Using nature-based solutions to tackle climate change could provide a third of the climate change mitigation required to meet the global Paris Agreement target – yet it currently receives only 2.5% of worldwide climate funding.
Bringing forward the Government’s warmly welcomed £640 million Nature for Climate Fund as soon as possible and extending it beyond tree planting to invest in restoring and protecting a variety of carbon-rich habitats would be a significant way of recognising the services these landscapes provide.
There are several projects already underway or completed which have sought to recreate these natural coastal habitats.
The RSPB’s Wallasea Island in Essex, for example, took three million tonnes of excess soil from the construction of Crossrail to create 670 hectares of wetlands, saline lagoons and coastal grassland that now protect local villages from repeated flooding.

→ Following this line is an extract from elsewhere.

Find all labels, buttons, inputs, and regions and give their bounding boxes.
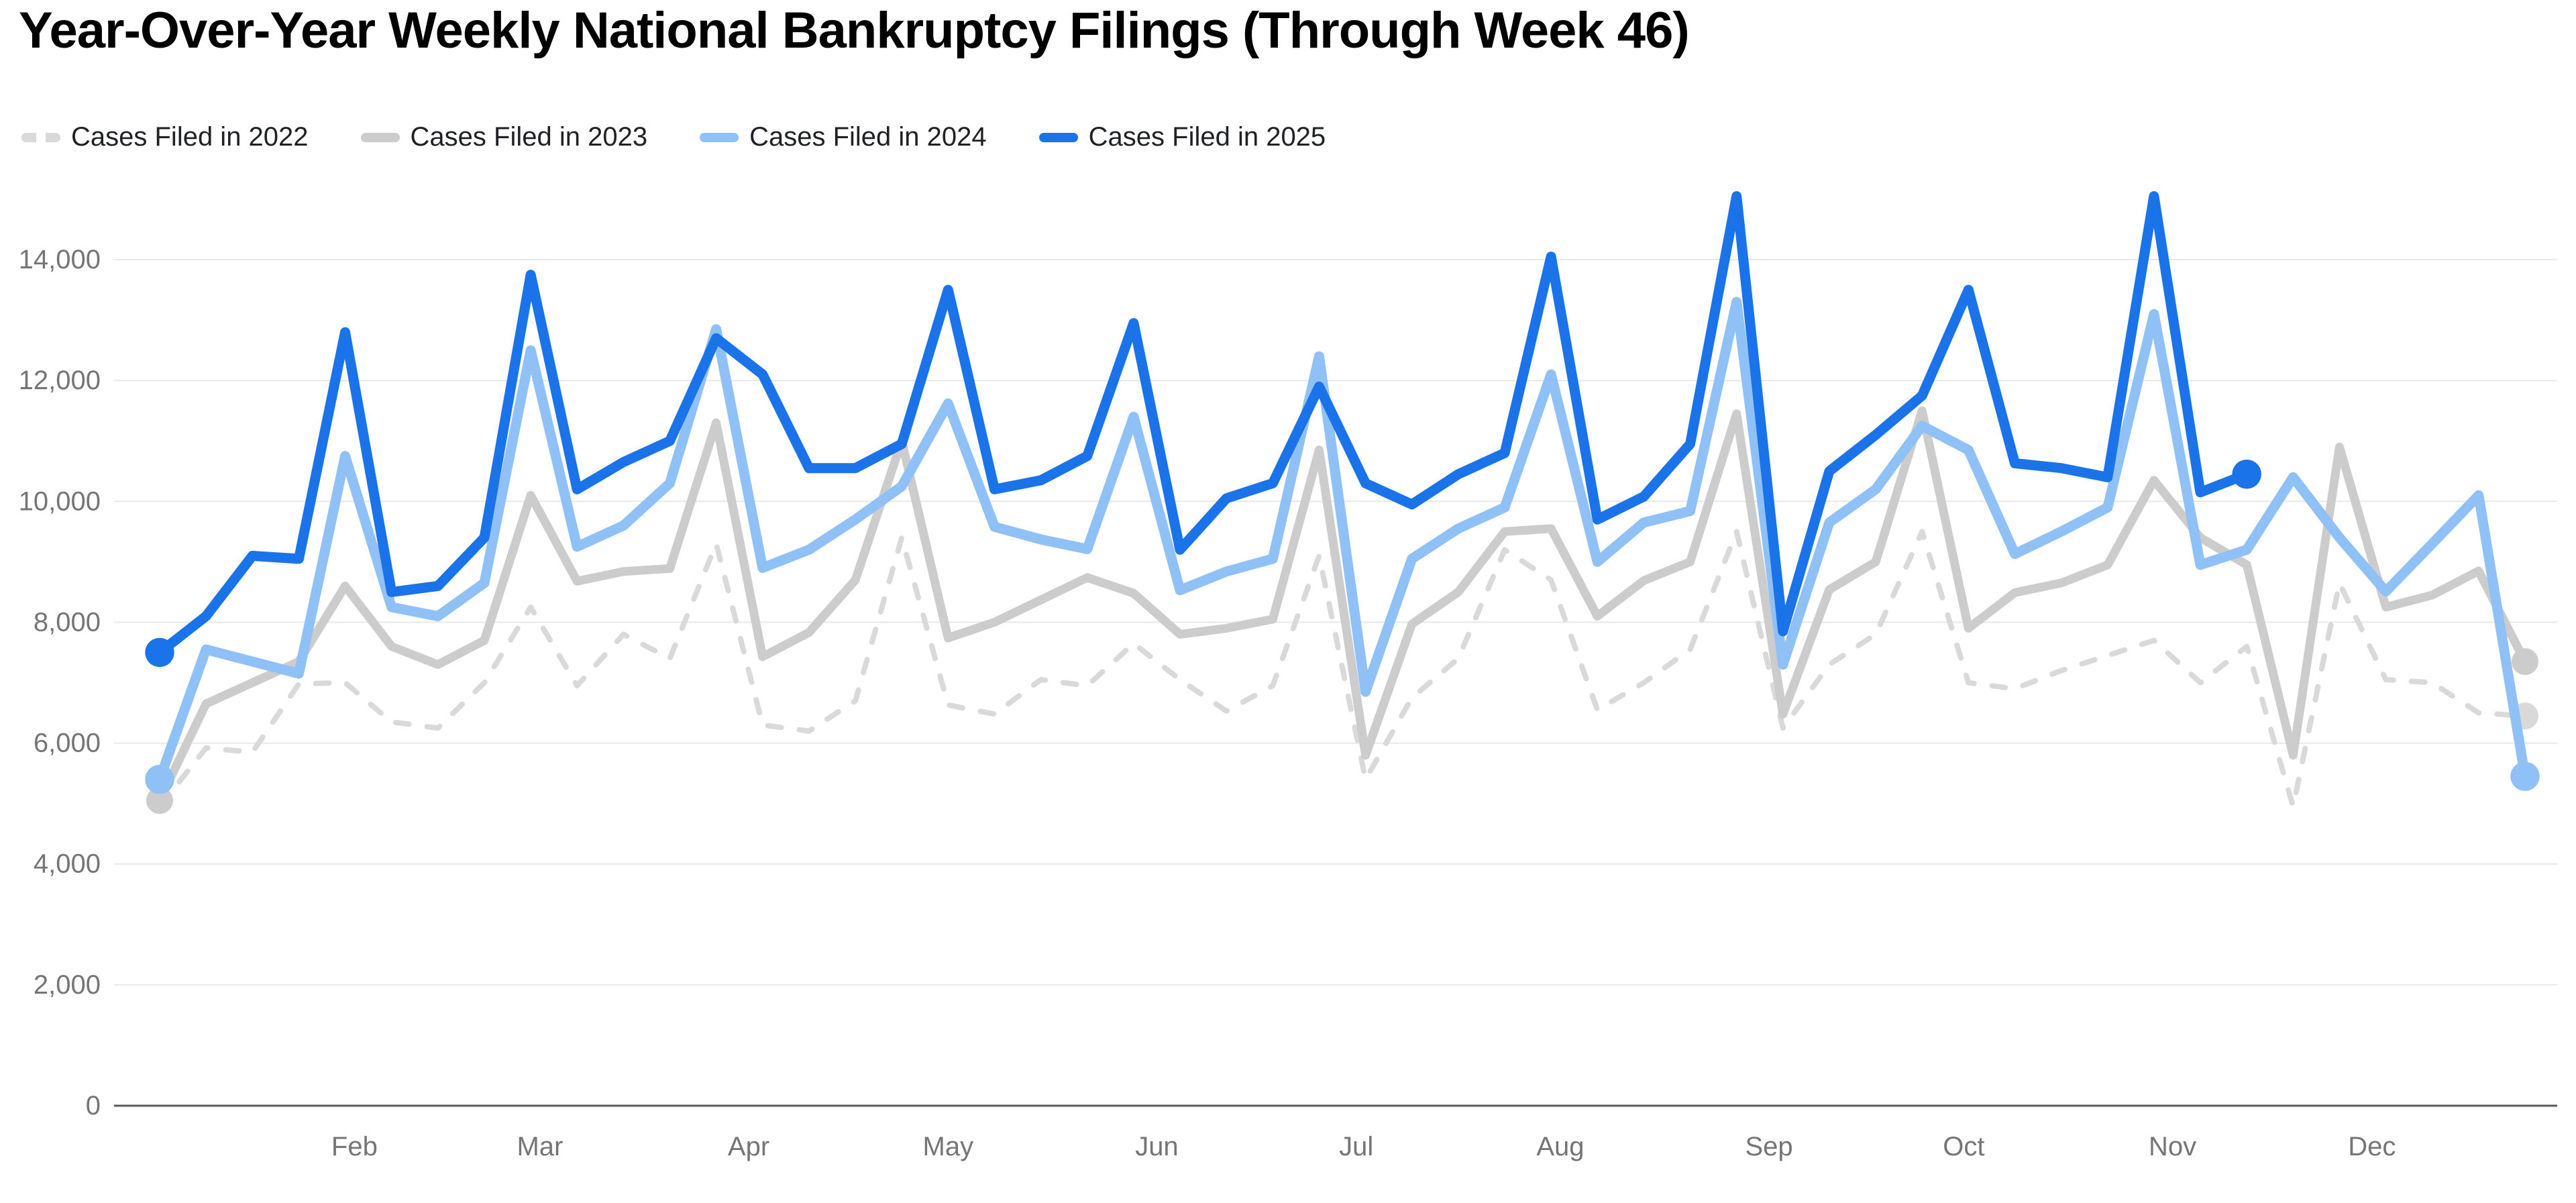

These projects can also provide new outdoor landscapes for local people to enjoy, with all the associated physical and mental health benefits, as well as potential tourism income and knock on impacts on nearby rejuvenated fishing stocks.
If we were to scale this up it has been estimated that, in England alone, we could create 26,500 hectares of new saltmarsh – which could make use of innovative partnerships that connect local communities and NGOs with Government and private investors.
Nature-based solutions to climate change mitigation and flooding have an important role to play, alongside traditional ‘hard engineering’ structures.
September’s Green Recovery budget provides the perfect opportunity to invest in protecting and restoring our vital coastal habitats.
As well as directly funding restoration and creation, there is also the opportunity to use the new Environmental Land Management scheme to pay farmers to support natural flood management techniques – including transitioning less productive parcels of land to temporary floodplains and wet grassland, or even mudflats and saltmarshes.
It’s time that we unlock the potential of our coastlines to reach our 2050 goal for net zero emissions and reverse our loss of wildlife - whilst simultaneously helping to provide our coastal communities with jobs and investment where it's most needed.
Sally-Ann Heart is the Conservative MP for Hastings and Rye.